When you connect a tool like OpenClaw to your internal systems, you hand it your passwords and API keys. Most tools store those in plain text -- like writing your bank password on a sticky note and leaving it on your desk. Anyone who gets access to the machine can read them.
That's exactly what happened this week.
What happened with LiteLLM
LiteLLM is a popular open-source tool that connects AI agents to models like Claude and ChatGPT. If you're using OpenClaw or similar tools, there's a good chance LiteLLM is running in the background routing your requests. It has 95 million downloads per month.
Attackers first compromised a security scanner called Trivy that LiteLLM used in its build process. That gave them the keys to push a malicious software update directly to PyPI, where developers download Python packages. Anyone who installed the update had every password and API key on their machine silently copied and sent to the attackers. No warning. Just installing the update was enough.
The malicious versions were live for about three hours before they were caught and removed.
Why this matters for anyone using AI automation
If your passwords are stored in plain text where the AI can see them, any breach in the chain exposes everything. It doesn't matter how good the AI model is or how useful the automation is. The weakest link is wherever the credentials live.
Most AI automation tools work like this: you connect your systems, the tool stores your API keys, and when a workflow runs it passes those keys to the AI model so it can make requests on your behalf. Your credentials end up sitting in the model's memory, flowing through infrastructure you don't control.
LiteLLM showed what happens when one link in that chain gets compromised.
An architecture where your keys never touch the AI
The approach I took with General Input comes down to three things:
1. Limit access with scopes. You control exactly what the AI can and can't do in each system. Read-only access to your CRM? Fine. No access to billing? Done. The AI only gets the permissions you explicitly grant.
2. Credentials encrypted at rest, never shown to the AI. The AI decides what to do.

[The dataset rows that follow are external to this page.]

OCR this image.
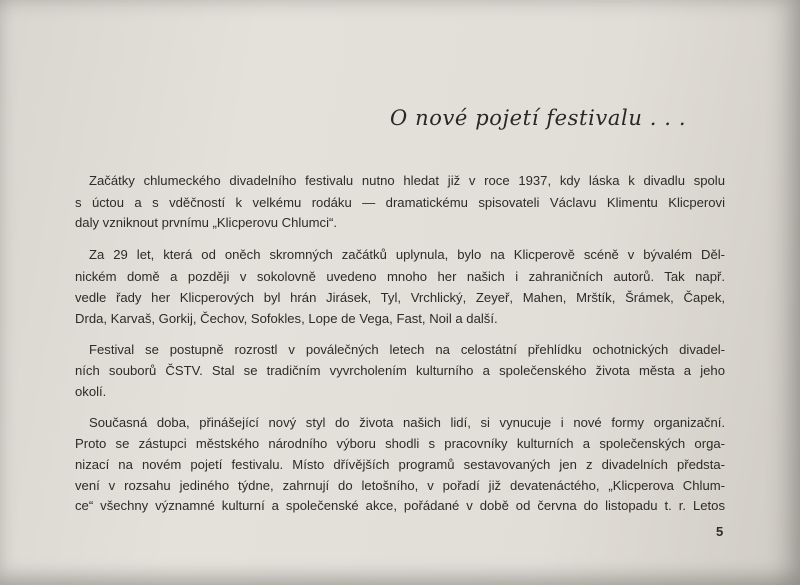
O nové pojetí festivalu . . .
Začátky chlumeckého divadelního festivalu nutno hledat již v roce 1937, kdy láska k divadlu spolu
s úctou a s vděčností k velkému rodáku — dramatickému spisovateli Václavu Klimentu Klicperovi
daly vzniknout prvnímu „Klicperovu Chlumci“.
Za 29 let, která od oněch skromných začátků uplynula, bylo na Klicperově scéně v bývalém Děl-
nickém domě a později v sokolovně uvedeno mnoho her našich i zahraničních autorů. Tak např.
vedle řady her Klicperových byl hrán Jirásek, Tyl, Vrchlický, Zeyeř, Mahen, Mrštík, Šrámek, Čapek,
Drda, Karvaš, Gorkij, Čechov, Sofokles, Lope de Vega, Fast, Noil a další.
Festival se postupně rozrostl v poválečných letech na celostátní přehlídku ochotnických divadel-
ních souborů ČSTV. Stal se tradičním vyvrcholením kulturního a společenského života města a jeho
okolí.
Současná doba, přinášející nový styl do života našich lidí, si vynucuje i nové formy organizační.
Proto se zástupci městského národního výboru shodli s pracovníky kulturních a společenských orga-
nizací na novém pojetí festivalu. Místo dřívějších programů sestavovaných jen z divadelních předsta-
vení v rozsahu jediného týdne, zahrnují do letošního, v pořadí již devatenáctého, „Klicperova Chlum-
ce“ všechny významné kulturní a společenské akce, pořádané v době od června do listopadu t. r. Letos
5
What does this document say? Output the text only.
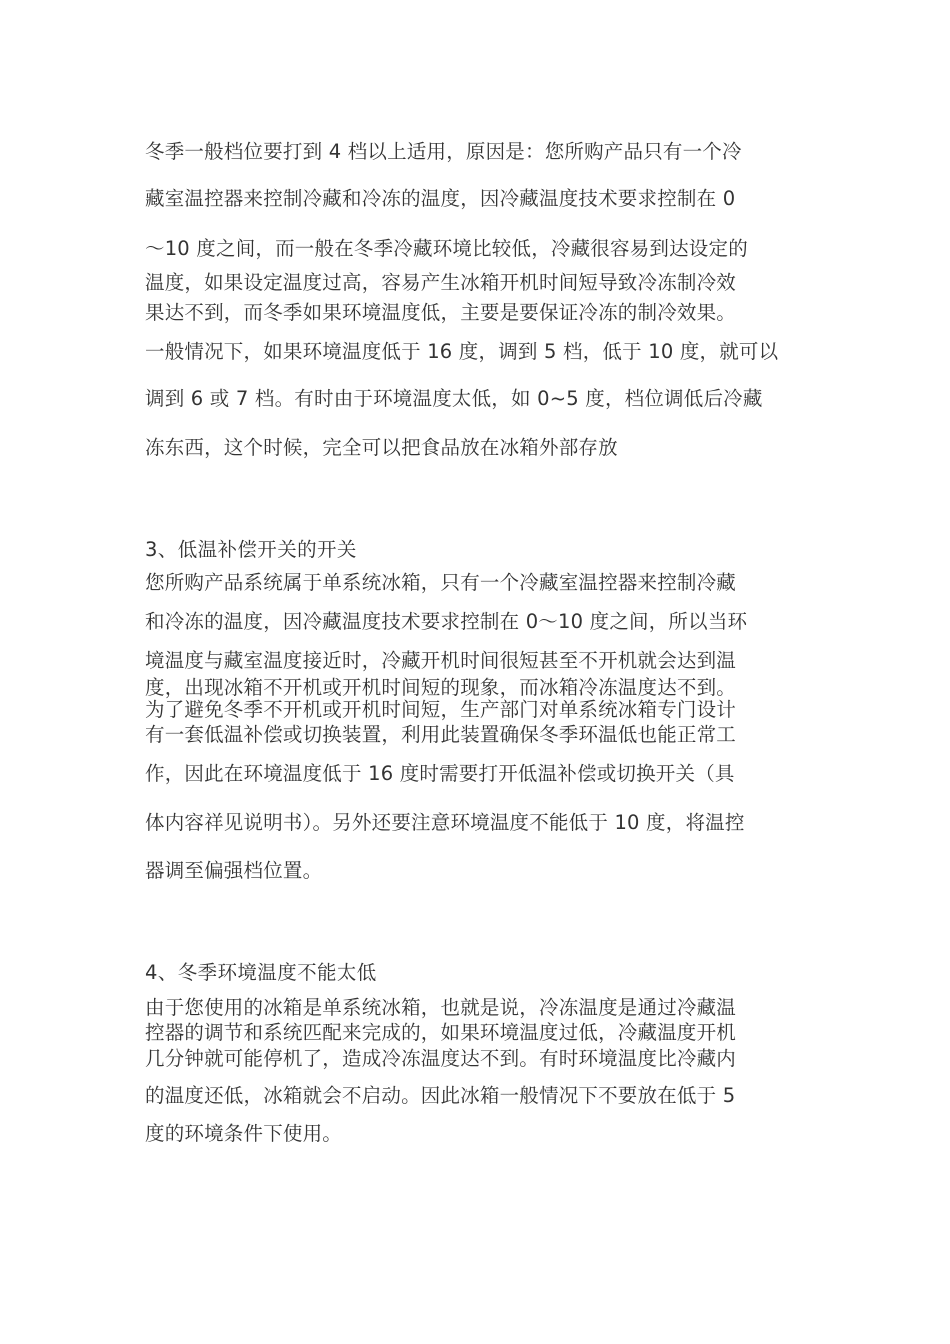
冬季一般档位要打到 4 档以上适用，原因是：您所购产品只有一个冷
藏室温控器来控制冷藏和冷冻的温度，因冷藏温度技术要求控制在 0
～10 度之间，而一般在冬季冷藏环境比较低，冷藏很容易到达设定的
温度，如果设定温度过高，容易产生冰箱开机时间短导致冷冻制冷效
果达不到，而冬季如果环境温度低，主要是要保证冷冻的制冷效果。
一般情况下，如果环境温度低于 16 度，调到 5 档，低于 10 度，就可以
调到 6 或 7 档。有时由于环境温度太低，如 0~5 度，档位调低后冷藏
冻东西，这个时候，完全可以把食品放在冰箱外部存放
3、低温补偿开关的开关
您所购产品系统属于单系统冰箱，只有一个冷藏室温控器来控制冷藏
和冷冻的温度，因冷藏温度技术要求控制在 0～10 度之间，所以当环
境温度与藏室温度接近时，冷藏开机时间很短甚至不开机就会达到温
度，出现冰箱不开机或开机时间短的现象，而冰箱冷冻温度达不到。
为了避免冬季不开机或开机时间短，生产部门对单系统冰箱专门设计
有一套低温补偿或切换装置，利用此装置确保冬季环温低也能正常工
作，因此在环境温度低于 16 度时需要打开低温补偿或切换开关（具
体内容祥见说明书）。另外还要注意环境温度不能低于 10 度，将温控
器调至偏强档位置。
4、冬季环境温度不能太低
由于您使用的冰箱是单系统冰箱，也就是说，冷冻温度是通过冷藏温
控器的调节和系统匹配来完成的，如果环境温度过低，冷藏温度开机
几分钟就可能停机了，造成冷冻温度达不到。有时环境温度比冷藏内
的温度还低，冰箱就会不启动。因此冰箱一般情况下不要放在低于 5
度的环境条件下使用。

A separate execution engine handles the actual login to your tools at the moment it's needed, then strips the credentials before the AI ever sees the response. Think of it like giving someone driving directions without handing them your car keys.
3. Full audit log every time your system is accessed, with a reason included. Every API call, every field, every record -- logged with an explanation of why it was accessed. Not a summary, not "the workflow ran successfully." An actual log of what was touched, when, by which step, and for what purpose.
For teams with strict compliance requirements: self-hosted. Your cloud, your AI model, your credentials, your audit logs. Nothing crosses a boundary you don't own.
The fear is justified. The architecture should account for it.
Leaders are right to be cautious about connecting their business systems to AI. The question isn't whether to be nervous. It's whether the system you're using was built with that concern in mind from the start.